The research evaluating a GM pilot programme had an important influence on the NHS commissioning of 7-day access schemes across Greater Manchester. It also increased the accessibility and convenience of primary care service provision for 2.8 million patients across the Greater Manchester region, and helped develop an innovative evaluation methodology that informed the UK’s Department of Health strategies and service provision.

In summary, the results highlighted the benefits of 7-day access, which in turn led to the NHS in GM investing significantly in extended access provision.

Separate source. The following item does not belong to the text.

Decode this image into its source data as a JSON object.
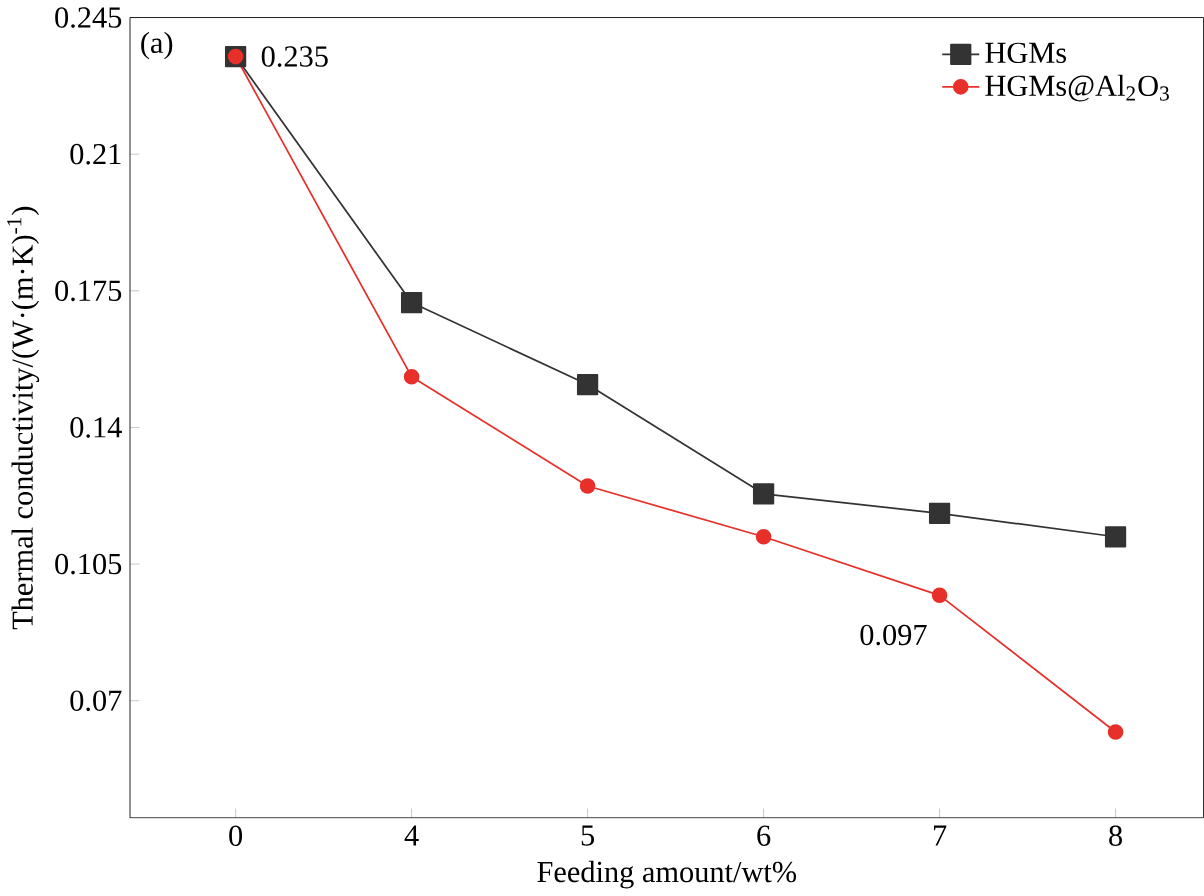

Meeting the need for more accessible and convenient primary care

Policymakers have long suggested that primary care facilities have the potential to alleviate growing pressure on NHS hospital services by diverting patients from Accident and Emergency, and other urgent care services, to GP surgeries.

However, GP services are limited in their capacity to ease the strain on hospitals because historically they have not opened outside core weekday hours. In 2013, NHS England GM announced a £4.1m investment to improve GP access in Greater Manchester, and University of Manchester researchers partnered with Greater Manchester Health and Social Care Partnership (GMHSCP) to evaluate this programme.

Professor Ruth BoadenProfessor Damian Hodgson and Dr William Whittaker evaluated the potential of 7-day GP access to provide benefits to patients and the NHS.

Implementing 7-day access to general practice was a priority in GM following the devolved health and social care funding settlement in 2016, and coproduction between these researchers and the GMHSCP resulted in timely evidence for implementing this access.

The team’s first study, evaluating the GM pilot programme, provided key evidence to the GMHSCP and had an important influence on the commissioning of 7-day access schemes across Greater Manchester, which resulted in significant resource allocation from local and national health funds.

Informing the design of strategies and implementation plans

The first report by Professors Boaden and Hodgson and Dr Whittaker also shaped the design and implementation of the 7-day access scheme across Greater Manchester.

This report recommended six ‘enablers’ for the successful implementation of 7-day access, supported by an implementation checklist, all of which were referenced as critical enablers in the GM Primary Care Strategy.

One particular enabler suggested by the report – a sufficient primary care workforce – has resulted in further commitments to innovative service design and organisational change by the GMHSCP. The report led to the creation of a Primary Care Workforce Strategy Group (2017).

This research also influenced extended access to primary care nationally. Three of the seven core requirements published in national planning guidance draw on the results of both phases of the GPAF evaluation:

• Timing of appointments: specified to meet local population needs. GPAF and national evaluations showed that demand was not uniform across the weekend.

• Capacity: Evaluation by Manchester researchers showed that pilots were providing an additional 30 minutes of consultation time per 1,000 patients and this figure has been directly used in the planning guidance.

• Measurement: the challenges of identifying and measuring appointment activity were noted in reports by Manchester researchers and the national evaluations. Consequently, a new national tool was commissioned to automatically measure appointment activity.

Increasing GP service provision

Manchester research into the rollout of the 7-day access scheme helped to improve access to primary care and enhance service provision.

The Head of Primary Care Transformation at GMHSCP states that this evidence was ‘vital’ to the rollout of the scheme, which resulted ‘in an additional 1,500 hours per week of GP and practice nurse time being available to patients across the region’.

These additional hours equated to 51,806 extra out-of-hours appointments in 2016, with a significant increase in uptake by young and female patients, and a steady increase in uptake for weekend appointments. By 2019 extended access was available to all patients across Greater Manchester.